Compassion was shown to an immigrant woman with renal failure because she had been pregnant, Prime Minister Helen Clark said yesterday.
But in many cases people with acute medical conditions who were wanting to live here were sent home so they were not a burden on the New Zealand health system, she said.
The Prime Minister was responding to a report that an overstayer from Kiribati would not have to pay for a $500,000 liver transplant after being granted permanent residency by the Government.
Dwayne Crombie, chief executive of the Waitemata District Health Board, said illegal immigrants were "sneaking" into New Zealand and running up massive medical hospital bills they could not pay.
Immigration Minister David Cunliffe said immigrants were not accepted into New Zealand if they had a medical condition likely to place "heavy demands" on the health system. He said changes were made last November to the health screening policy to tighten the rules on what standards of immigrant health would be acceptable.

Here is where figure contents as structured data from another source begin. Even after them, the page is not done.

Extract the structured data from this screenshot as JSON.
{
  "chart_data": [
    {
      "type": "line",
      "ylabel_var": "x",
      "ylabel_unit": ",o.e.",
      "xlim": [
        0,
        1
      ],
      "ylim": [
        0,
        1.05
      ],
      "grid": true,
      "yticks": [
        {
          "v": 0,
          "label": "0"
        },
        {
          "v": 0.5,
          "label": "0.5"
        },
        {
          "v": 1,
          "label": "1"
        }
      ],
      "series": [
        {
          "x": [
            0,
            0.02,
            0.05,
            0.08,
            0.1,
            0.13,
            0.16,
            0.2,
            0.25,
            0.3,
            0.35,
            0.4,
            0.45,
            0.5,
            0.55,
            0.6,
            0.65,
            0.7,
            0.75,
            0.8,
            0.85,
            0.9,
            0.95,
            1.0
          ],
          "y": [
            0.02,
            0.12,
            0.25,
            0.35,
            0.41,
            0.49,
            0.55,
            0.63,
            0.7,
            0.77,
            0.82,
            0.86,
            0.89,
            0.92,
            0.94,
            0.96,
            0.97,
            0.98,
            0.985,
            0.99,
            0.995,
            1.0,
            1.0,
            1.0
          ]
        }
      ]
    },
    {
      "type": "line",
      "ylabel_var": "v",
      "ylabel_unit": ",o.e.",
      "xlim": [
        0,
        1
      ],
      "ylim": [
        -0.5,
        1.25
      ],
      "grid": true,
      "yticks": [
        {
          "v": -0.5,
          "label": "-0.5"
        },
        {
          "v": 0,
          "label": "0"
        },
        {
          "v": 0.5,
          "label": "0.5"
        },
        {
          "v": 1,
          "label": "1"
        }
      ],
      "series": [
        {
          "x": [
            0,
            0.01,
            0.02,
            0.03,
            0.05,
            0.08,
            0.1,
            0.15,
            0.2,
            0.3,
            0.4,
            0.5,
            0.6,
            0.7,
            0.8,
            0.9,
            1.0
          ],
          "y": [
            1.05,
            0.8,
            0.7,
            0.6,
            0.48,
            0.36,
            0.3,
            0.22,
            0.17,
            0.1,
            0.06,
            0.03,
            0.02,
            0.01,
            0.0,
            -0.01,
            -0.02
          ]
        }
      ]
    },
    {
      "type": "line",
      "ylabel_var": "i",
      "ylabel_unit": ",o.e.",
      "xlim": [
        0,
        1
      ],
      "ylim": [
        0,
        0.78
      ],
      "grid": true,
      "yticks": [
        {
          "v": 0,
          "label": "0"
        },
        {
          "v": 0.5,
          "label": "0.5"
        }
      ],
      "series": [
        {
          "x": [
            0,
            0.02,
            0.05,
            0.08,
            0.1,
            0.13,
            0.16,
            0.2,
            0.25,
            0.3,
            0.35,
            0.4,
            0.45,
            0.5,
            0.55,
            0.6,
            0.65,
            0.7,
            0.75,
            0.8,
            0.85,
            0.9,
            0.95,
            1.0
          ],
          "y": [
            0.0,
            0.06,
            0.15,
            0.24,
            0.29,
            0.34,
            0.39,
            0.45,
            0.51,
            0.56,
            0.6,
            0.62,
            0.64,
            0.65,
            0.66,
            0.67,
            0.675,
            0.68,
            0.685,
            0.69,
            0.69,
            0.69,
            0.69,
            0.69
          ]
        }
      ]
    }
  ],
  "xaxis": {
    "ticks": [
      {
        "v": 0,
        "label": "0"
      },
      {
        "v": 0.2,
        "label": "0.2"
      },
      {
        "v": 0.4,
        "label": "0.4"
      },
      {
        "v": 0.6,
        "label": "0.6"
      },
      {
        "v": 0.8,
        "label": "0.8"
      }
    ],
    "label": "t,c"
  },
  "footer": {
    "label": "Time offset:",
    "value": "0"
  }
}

"There are exceptional circumstances," he said. "Sometimes we grant medical waivers to people who can show that their contribution to New Zealand will be significant."
Other exceptional circumstances were where returning someone to their own country "could mean a death sentence" or where there were legitimate interests of family members, such as dependent children, who were New Zealand citizens.
Helen Clark, questioned about the case on Newstalk ZB, said compassion had been shown towards the woman suffering with renal failure.
"This woman presented with acute renal failure when she was seven months' pregnant and delivered a New Zealand-born child and at that point I think compassion was shown by the Immigration Minister," she said.
"This is a case where the minister, who is a family man himself, felt compassion for the person and the baby."